Michael Greene, vice president of product strategy for PC Tools, commented:

It’s a massive problem and this is why we are facing one of the most significant Internet security battles ever. Everyone is vulnerable.

Very last month, Sophos was reported to have said that the number of latest malware threats emerging out over doubled through the Q 1 of 2007 likened with the similar stage previous year.

Read

Comments (0)
Dharmendra | May 8 2007

Well, with the sole aim of making most out of the cyber world, hackers utilize many a different techniques, which, to our surprise, are normally not known to us.
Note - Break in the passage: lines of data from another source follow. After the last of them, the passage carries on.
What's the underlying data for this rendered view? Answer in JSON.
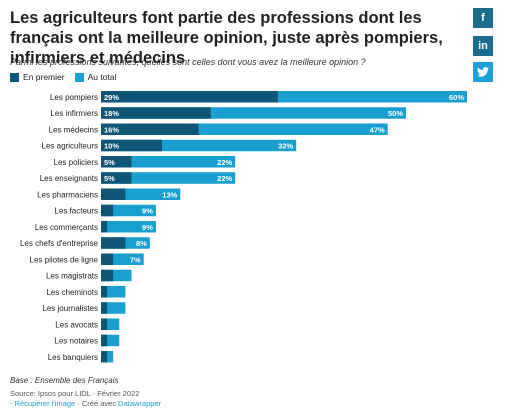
{
  "header": {
    "title": "Les agriculteurs font partie des professions dont les français ont la meilleure opinion, juste après pompiers, infirmiers et médecins",
    "subtitle": "Parmi les professions suivantes, quelles sont celles dont vous avez la meilleure opinion ?"
  },
  "social": [
    {
      "icon": "facebook-icon",
      "glyph": "f",
      "color": "#1b6d8f"
    },
    {
      "icon": "linkedin-icon",
      "glyph": "in",
      "color": "#1b6d8f"
    },
    {
      "icon": "twitter-icon",
      "glyph": "🐦",
      "color": "#1d9fd8"
    }
  ],
  "colors": {
    "en_premier": "#0f5575",
    "au_total": "#1a9fd1"
  },
  "chart_data": {
    "type": "bar",
    "orientation": "horizontal",
    "stacked_overlay": true,
    "categories": [
      "Les pompiers",
      "Les infirmiers",
      "Les médecins",
      "Les agriculteurs",
      "Les policiers",
      "Les enseignants",
      "Les pharmaciens",
      "Les facteurs",
      "Les commerçants",
      "Les chefs d'entreprise",
      "Les pilotes de ligne",
      "Les magistrats",
      "Les cheminots",
      "Les journalistes",
      "Les avocats",
      "Les notaires",
      "Les banquiers"
    ],
    "series": [
      {
        "name": "En premier",
        "values": [
          29,
          18,
          16,
          10,
          5,
          5,
          4,
          2,
          1,
          4,
          2,
          2,
          1,
          1,
          1,
          1,
          1
        ],
        "labels": [
          "29%",
          "18%",
          "16%",
          "10%",
          "5%",
          "5%",
          "",
          "",
          "",
          "",
          "",
          "",
          "",
          "",
          "",
          "",
          ""
        ]
      },
      {
        "name": "Au total",
        "values": [
          60,
          50,
          47,
          32,
          22,
          22,
          13,
          9,
          9,
          8,
          7,
          5,
          4,
          4,
          3,
          3,
          2
        ],
        "labels": [
          "60%",
          "50%",
          "47%",
          "32%",
          "22%",
          "22%",
          "13%",
          "9%",
          "9%",
          "8%",
          "7%",
          "",
          "",
          "",
          "",
          "",
          ""
        ]
      }
    ],
    "xlim": [
      0,
      60
    ]
  },
  "footer": {
    "base": "Base : Ensemble des Français",
    "source": "Source: Ipsos pour LIDL · Février 2022",
    "link_image": "- Récupérer l'image",
    "created_with": " · Créé avec ",
    "datawrapper": "Datawrapper"
  }
}
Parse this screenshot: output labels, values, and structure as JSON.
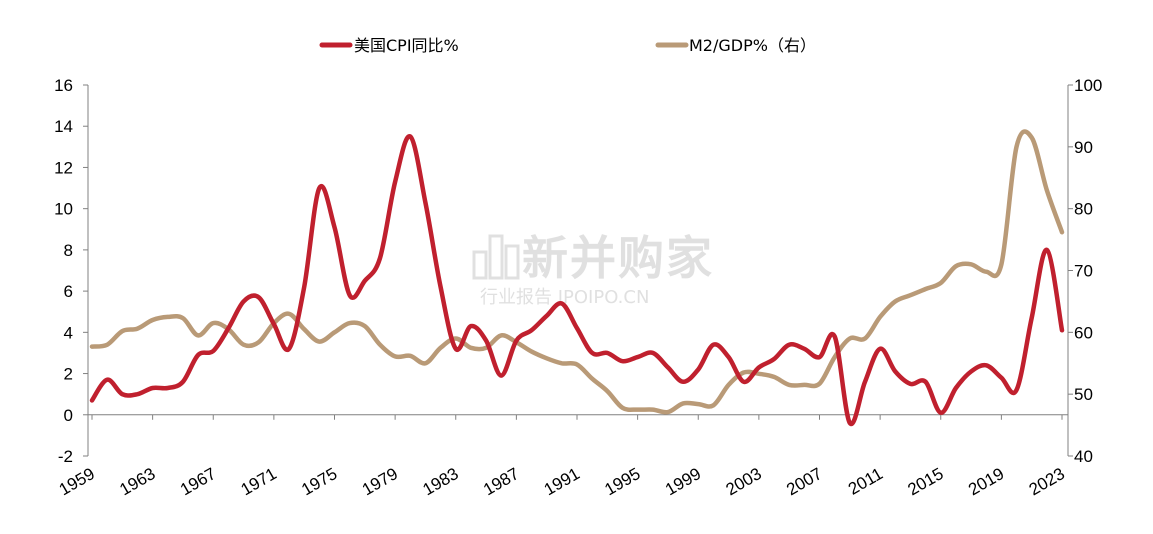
{
  "chart_data": {
    "type": "line",
    "categories": [
      "1959",
      "1960",
      "1961",
      "1962",
      "1963",
      "1964",
      "1965",
      "1966",
      "1967",
      "1968",
      "1969",
      "1970",
      "1971",
      "1972",
      "1973",
      "1974",
      "1975",
      "1976",
      "1977",
      "1978",
      "1979",
      "1980",
      "1981",
      "1982",
      "1983",
      "1984",
      "1985",
      "1986",
      "1987",
      "1988",
      "1989",
      "1990",
      "1991",
      "1992",
      "1993",
      "1994",
      "1995",
      "1996",
      "1997",
      "1998",
      "1999",
      "2000",
      "2001",
      "2002",
      "2003",
      "2004",
      "2005",
      "2006",
      "2007",
      "2008",
      "2009",
      "2010",
      "2011",
      "2012",
      "2013",
      "2014",
      "2015",
      "2016",
      "2017",
      "2018",
      "2019",
      "2020",
      "2021",
      "2022",
      "2023"
    ],
    "x_tick_labels": [
      "1959",
      "1963",
      "1967",
      "1971",
      "1975",
      "1979",
      "1983",
      "1987",
      "1991",
      "1995",
      "1999",
      "2003",
      "2007",
      "2011",
      "2015",
      "2019",
      "2023"
    ],
    "series": [
      {
        "name": "美国CPI同比%",
        "axis": "left",
        "color": "#c0202e",
        "values": [
          0.7,
          1.7,
          1.0,
          1.0,
          1.3,
          1.3,
          1.6,
          2.9,
          3.1,
          4.2,
          5.5,
          5.7,
          4.4,
          3.2,
          6.2,
          11.0,
          9.1,
          5.8,
          6.5,
          7.6,
          11.3,
          13.5,
          10.3,
          6.2,
          3.2,
          4.3,
          3.6,
          1.9,
          3.6,
          4.1,
          4.8,
          5.4,
          4.2,
          3.0,
          3.0,
          2.6,
          2.8,
          3.0,
          2.3,
          1.6,
          2.2,
          3.4,
          2.8,
          1.6,
          2.3,
          2.7,
          3.4,
          3.2,
          2.8,
          3.8,
          -0.4,
          1.6,
          3.2,
          2.1,
          1.5,
          1.6,
          0.1,
          1.3,
          2.1,
          2.4,
          1.8,
          1.2,
          4.7,
          8.0,
          4.1
        ]
      },
      {
        "name": "M2/GDP%（右）",
        "axis": "right",
        "color": "#b99a77",
        "values": [
          57.7,
          58.0,
          60.2,
          60.6,
          62.0,
          62.5,
          62.3,
          59.5,
          61.5,
          60.5,
          58.0,
          58.4,
          61.5,
          63.0,
          60.5,
          58.5,
          60.0,
          61.5,
          61.0,
          58.0,
          56.1,
          56.2,
          55.0,
          57.5,
          59.0,
          57.5,
          57.5,
          59.5,
          58.4,
          56.9,
          55.8,
          55.0,
          54.8,
          52.5,
          50.5,
          47.8,
          47.5,
          47.5,
          47.1,
          48.5,
          48.4,
          48.2,
          51.5,
          53.5,
          53.3,
          52.8,
          51.5,
          51.5,
          51.7,
          56.0,
          59.0,
          59.0,
          62.5,
          65.0,
          66.0,
          67.0,
          68.0,
          70.7,
          71.0,
          69.8,
          71.0,
          90.0,
          91.5,
          83.0,
          76.2
        ]
      }
    ],
    "y_left": {
      "min": -2,
      "max": 16,
      "step": 2,
      "ticks": [
        "-2",
        "0",
        "2",
        "4",
        "6",
        "8",
        "10",
        "12",
        "14",
        "16"
      ]
    },
    "y_right": {
      "min": 40,
      "max": 100,
      "step": 10,
      "ticks": [
        "40",
        "50",
        "60",
        "70",
        "80",
        "90",
        "100"
      ]
    },
    "legend_position": "top-center",
    "grid": false
  },
  "watermark": {
    "main": "新并购家",
    "sub": "行业报告 IPOIPO.CN"
  }
}
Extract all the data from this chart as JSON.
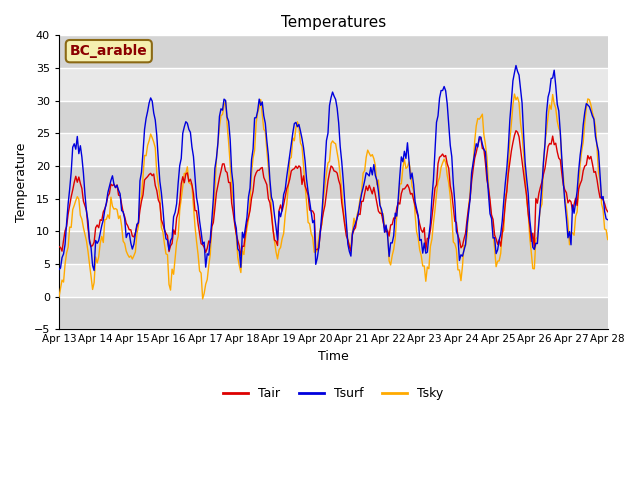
{
  "title": "Temperatures",
  "xlabel": "Time",
  "ylabel": "Temperature",
  "ylim": [
    -5,
    40
  ],
  "yticks": [
    -5,
    0,
    5,
    10,
    15,
    20,
    25,
    30,
    35,
    40
  ],
  "x_tick_labels": [
    "Apr 13",
    "Apr 14",
    "Apr 15",
    "Apr 16",
    "Apr 17",
    "Apr 18",
    "Apr 19",
    "Apr 20",
    "Apr 21",
    "Apr 22",
    "Apr 23",
    "Apr 24",
    "Apr 25",
    "Apr 26",
    "Apr 27",
    "Apr 28"
  ],
  "station_label": "BC_arable",
  "line_colors": {
    "Tair": "#dd0000",
    "Tsurf": "#0000dd",
    "Tsky": "#ffaa00"
  },
  "plot_bg_color": "#e8e8e8",
  "grid_color": "#ffffff",
  "band_color": "#d8d8d8",
  "legend_labels": [
    "Tair",
    "Tsurf",
    "Tsky"
  ],
  "day_peaks_surf": [
    24,
    18,
    30,
    27,
    30,
    30,
    27,
    31,
    20,
    22,
    32,
    25,
    35,
    34,
    30
  ],
  "day_troughs_surf": [
    4,
    8,
    8,
    7,
    5,
    9,
    12,
    6,
    10,
    7,
    6,
    6,
    8,
    8,
    12
  ],
  "day_peaks_air": [
    18,
    17,
    19,
    19,
    20,
    20,
    20,
    20,
    17,
    17,
    22,
    24,
    25,
    24,
    21
  ],
  "day_troughs_air": [
    7,
    10,
    9,
    7,
    7,
    8,
    13,
    7,
    10,
    10,
    8,
    8,
    8,
    14,
    13
  ],
  "day_peaks_sky": [
    15,
    14,
    25,
    19,
    29,
    29,
    26,
    24,
    22,
    21,
    21,
    28,
    31,
    31,
    30
  ],
  "day_troughs_sky": [
    1,
    6,
    6,
    1,
    3,
    6,
    7,
    7,
    10,
    4,
    3,
    5,
    5,
    9,
    9
  ]
}
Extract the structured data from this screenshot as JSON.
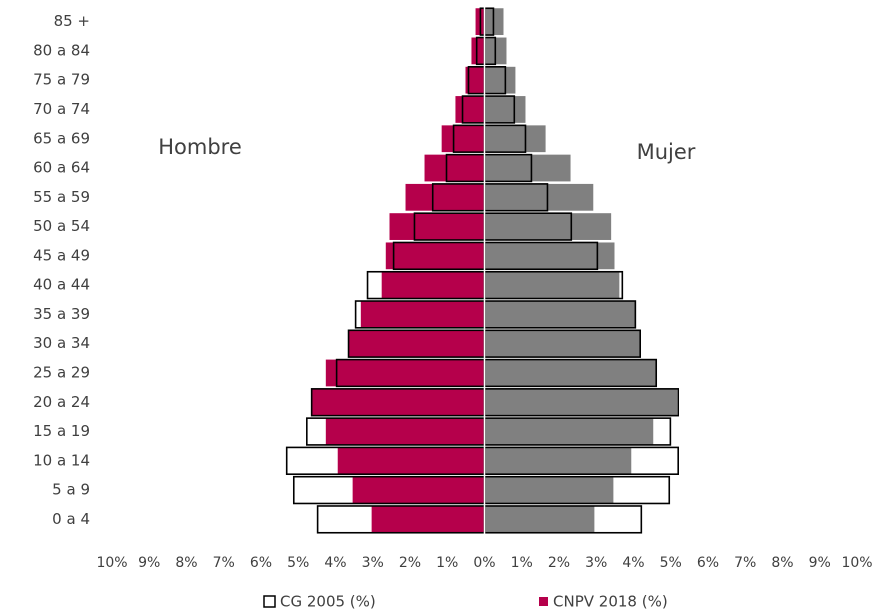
{
  "chart_data": {
    "type": "pyramid",
    "categories": [
      "0 a 4",
      "5 a 9",
      "10 a 14",
      "15 a 19",
      "20 a 24",
      "25 a 29",
      "30 a 34",
      "35 a 39",
      "40 a 44",
      "45 a 49",
      "50 a 54",
      "55 a 59",
      "60 a 64",
      "65 a 69",
      "70 a 74",
      "75 a 79",
      "80 a 84",
      "85 +"
    ],
    "annotations": [
      "Hombre",
      "Mujer"
    ],
    "series": [
      {
        "name": "CNPV 2018 (%)",
        "style": "filled",
        "colors": [
          "#b5004b",
          "#808080"
        ],
        "male": [
          -3.03,
          -3.54,
          -3.94,
          -4.26,
          -4.64,
          -4.26,
          -3.65,
          -3.32,
          -2.76,
          -2.65,
          -2.55,
          -2.12,
          -1.61,
          -1.15,
          -0.78,
          -0.51,
          -0.35,
          -0.24
        ],
        "female": [
          2.95,
          3.46,
          3.94,
          4.53,
          5.17,
          4.61,
          4.18,
          4.05,
          3.62,
          3.49,
          3.4,
          2.92,
          2.31,
          1.64,
          1.1,
          0.83,
          0.59,
          0.51
        ]
      },
      {
        "name": "CG 2005 (%)",
        "style": "outline",
        "colors": [
          "#000000",
          "#000000"
        ],
        "male": [
          -4.48,
          -5.12,
          -5.31,
          -4.77,
          -4.64,
          -3.97,
          -3.65,
          -3.46,
          -3.14,
          -2.44,
          -1.88,
          -1.39,
          -1.02,
          -0.83,
          -0.59,
          -0.43,
          -0.21,
          -0.11
        ],
        "female": [
          4.21,
          4.96,
          5.2,
          4.99,
          5.2,
          4.61,
          4.18,
          4.05,
          3.7,
          3.03,
          2.33,
          1.69,
          1.26,
          1.1,
          0.8,
          0.56,
          0.29,
          0.24
        ]
      }
    ],
    "xlim": [
      -10,
      10
    ],
    "xticks": [
      {
        "value": -10,
        "label": "10%"
      },
      {
        "value": -9,
        "label": "9%"
      },
      {
        "value": -8,
        "label": "8%"
      },
      {
        "value": -7,
        "label": "7%"
      },
      {
        "value": -6,
        "label": "6%"
      },
      {
        "value": -5,
        "label": "5%"
      },
      {
        "value": -4,
        "label": "4%"
      },
      {
        "value": -3,
        "label": "3%"
      },
      {
        "value": -2,
        "label": "2%"
      },
      {
        "value": -1,
        "label": "1%"
      },
      {
        "value": 0,
        "label": "0%"
      },
      {
        "value": 1,
        "label": "1%"
      },
      {
        "value": 2,
        "label": "2%"
      },
      {
        "value": 3,
        "label": "3%"
      },
      {
        "value": 4,
        "label": "4%"
      },
      {
        "value": 5,
        "label": "5%"
      },
      {
        "value": 6,
        "label": "6%"
      },
      {
        "value": 7,
        "label": "7%"
      },
      {
        "value": 8,
        "label": "8%"
      },
      {
        "value": 9,
        "label": "9%"
      },
      {
        "value": 10,
        "label": "10%"
      }
    ],
    "grid": false
  }
}
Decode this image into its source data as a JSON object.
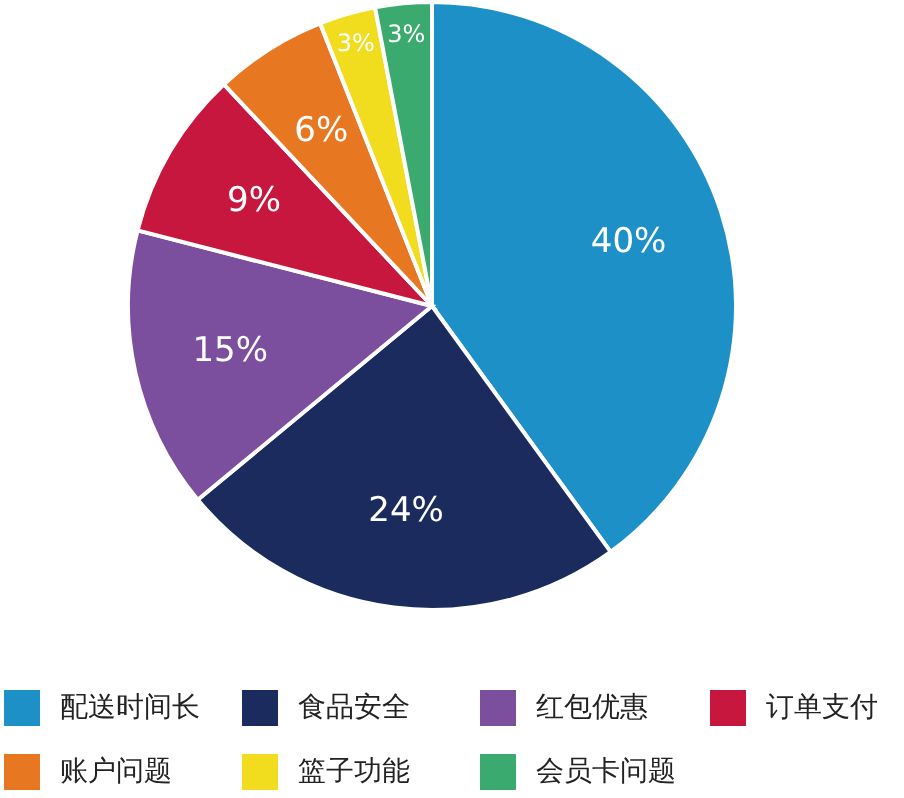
{
  "chart_data": {
    "type": "pie",
    "categories": [
      "配送时间长",
      "食品安全",
      "红包优惠",
      "订单支付",
      "账户问题",
      "篮子功能",
      "会员卡问题"
    ],
    "values": [
      40,
      24,
      15,
      9,
      6,
      3,
      3
    ],
    "colors": [
      "#1e90c8",
      "#1b2b5e",
      "#7b4f9d",
      "#c8173f",
      "#e87722",
      "#f2dc1e",
      "#3aaa6e"
    ],
    "value_labels": [
      "40%",
      "24%",
      "15%",
      "9%",
      "6%",
      "3%",
      "3%"
    ],
    "legend": "bottom"
  }
}
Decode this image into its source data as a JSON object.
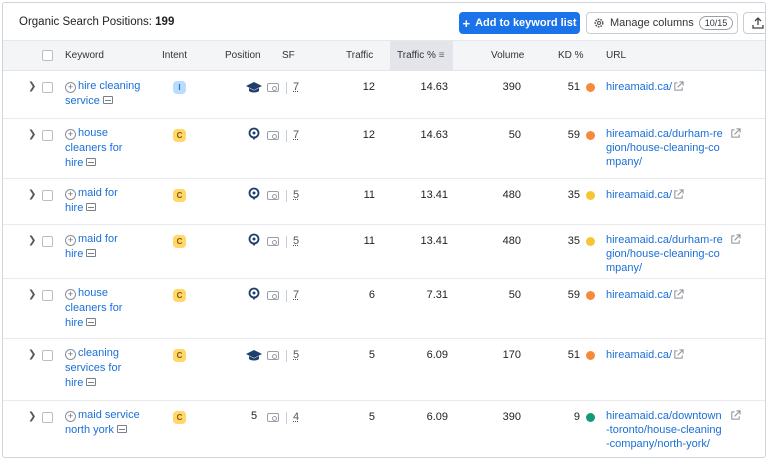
{
  "toolbar": {
    "title_label": "Organic Search Positions:",
    "count": "199",
    "add_button": "Add to keyword list",
    "manage_button": "Manage columns",
    "manage_count": "10/15"
  },
  "columns": {
    "keyword": "Keyword",
    "intent": "Intent",
    "position": "Position",
    "sf": "SF",
    "traffic": "Traffic",
    "traffic_pct": "Traffic %",
    "volume": "Volume",
    "kd": "KD %",
    "url": "URL"
  },
  "colors": {
    "accent": "#1a73e8",
    "link": "#1a6fd6",
    "kd_orange": "#f58b3a",
    "kd_yellow": "#f7c531",
    "kd_green": "#129b76",
    "intent_informational": "#b9dcff",
    "intent_commercial": "#ffd76a"
  },
  "rows": [
    {
      "keyword": "hire cleaning service",
      "intent": "I",
      "position_icon": "graduation-cap-icon",
      "sf": "7",
      "traffic": "12",
      "traffic_pct": "14.63",
      "volume": "390",
      "kd": "51",
      "kd_color": "#f58b3a",
      "url": "hireamaid.ca/"
    },
    {
      "keyword": "house cleaners for hire",
      "intent": "C",
      "position_icon": "location-pin-icon",
      "sf": "7",
      "traffic": "12",
      "traffic_pct": "14.63",
      "volume": "50",
      "kd": "59",
      "kd_color": "#f58b3a",
      "url": "hireamaid.ca/durham-region/house-cleaning-company/"
    },
    {
      "keyword": "maid for hire",
      "intent": "C",
      "position_icon": "location-pin-icon",
      "sf": "5",
      "traffic": "11",
      "traffic_pct": "13.41",
      "volume": "480",
      "kd": "35",
      "kd_color": "#f7c531",
      "url": "hireamaid.ca/"
    },
    {
      "keyword": "maid for hire",
      "intent": "C",
      "position_icon": "location-pin-icon",
      "sf": "5",
      "traffic": "11",
      "traffic_pct": "13.41",
      "volume": "480",
      "kd": "35",
      "kd_color": "#f7c531",
      "url": "hireamaid.ca/durham-region/house-cleaning-company/"
    },
    {
      "keyword": "house cleaners for hire",
      "intent": "C",
      "position_icon": "location-pin-icon",
      "sf": "7",
      "traffic": "6",
      "traffic_pct": "7.31",
      "volume": "50",
      "kd": "59",
      "kd_color": "#f58b3a",
      "url": "hireamaid.ca/"
    },
    {
      "keyword": "cleaning services for hire",
      "intent": "C",
      "position_icon": "graduation-cap-icon",
      "sf": "5",
      "traffic": "5",
      "traffic_pct": "6.09",
      "volume": "170",
      "kd": "51",
      "kd_color": "#f58b3a",
      "url": "hireamaid.ca/"
    },
    {
      "keyword": "maid service north york",
      "intent": "C",
      "position": "5",
      "sf": "4",
      "traffic": "5",
      "traffic_pct": "6.09",
      "volume": "390",
      "kd": "9",
      "kd_color": "#129b76",
      "url": "hireamaid.ca/downtown-toronto/house-cleaning-company/north-york/"
    }
  ]
}
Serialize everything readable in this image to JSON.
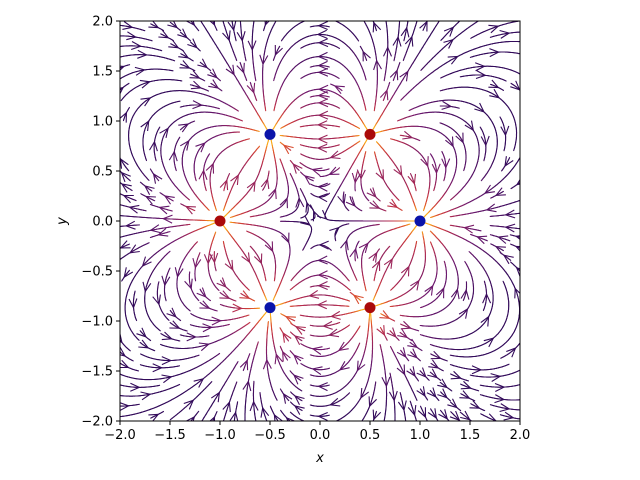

Sometime ago, there was news of cybercrooks making use of the Google ads that also brought about irreparable losses to many users, and now as told by Dan Hubbard, vice president of security research at Websense, the tainted web pages, which at first came into existence in late 2005, are said to be turning up as Google ad links, on Wikipedia and elsewhere, “from top-tier names to mom and pop bakery shops.”

The web pages are being corrupted by cyber criminals in the tens of thousands. The hackers, by hitting vulnerabilities in the IE browser, instill small programs that link the computer of anybody who just hit clicks on the tainted page to a “mother ship” server, based generally in Russia or China. The “mother ship” server gathers data, which is typed into online forms - banking logins and shopping cart transactions. The central server is also said to seize the intercepted computer into a network of exploited PCs, called “bots,” to disseminate spam.

Read

Comments (0)
Dharmendra | May 8 2007

A startling report released recently on the official Internet news service of the U.S. Air Force warned consumers of monitoring their bank account statements to evade fraud. The report tells the story of an investigation, which was held following a Colorado airman detected that his bank account was $124.90 below it should have been.

A Peterson AFB branch of 5-Star Bank, the man’s bank claimed to have detected that scammers in fact brought about random account numbers, wherein they made an attempt to put one cent. While one of the small deposits is clarified, the crooks make out to have stumbled on a live account and start taking out funds from it.

Turns out the criminals had mechanized the procedure: The charges seemed to have originated from Equity 1st Mortgage, located in Wilmington, N.C. An employee at the mortgage company maintained to have made the charges, however that almost 100 phone calls have been handled by her from scam victims since 2006. The withdrawn amount was the equal in each case and took place at the start of the month, undoubtedly to remain well prior to the issuance of end-of-the-month bank statements.

The story also warns of the scammers benefiting from validation vulnerabilities amongst businesses making use of the (ACH) automated clearinghouse system, which is a private electronic payment network that connects banks to each other using the Federal Reserve. The banks make use of the network to process big amounts of payroll, credit and debit card transactions, however it also smoothes the progress of direct payment of consumer bills like mortgages, loans and utility bills, plus business-to-business and federal, state and local tax payments.

Read

Comments (0)

Fresh Comments

on Enigma declares its entry... Maybe it is a little offtopic, but I think that ENIGMASOFTWARE have not corrected all...
on Microsoft invites hackers to... Always interesting about Microsoft.
on Microsoft selects F-Secure... The old article, but still interesting.
on Crawler, LLC intros spyware... thanks for this great post and thanks for sharing this information.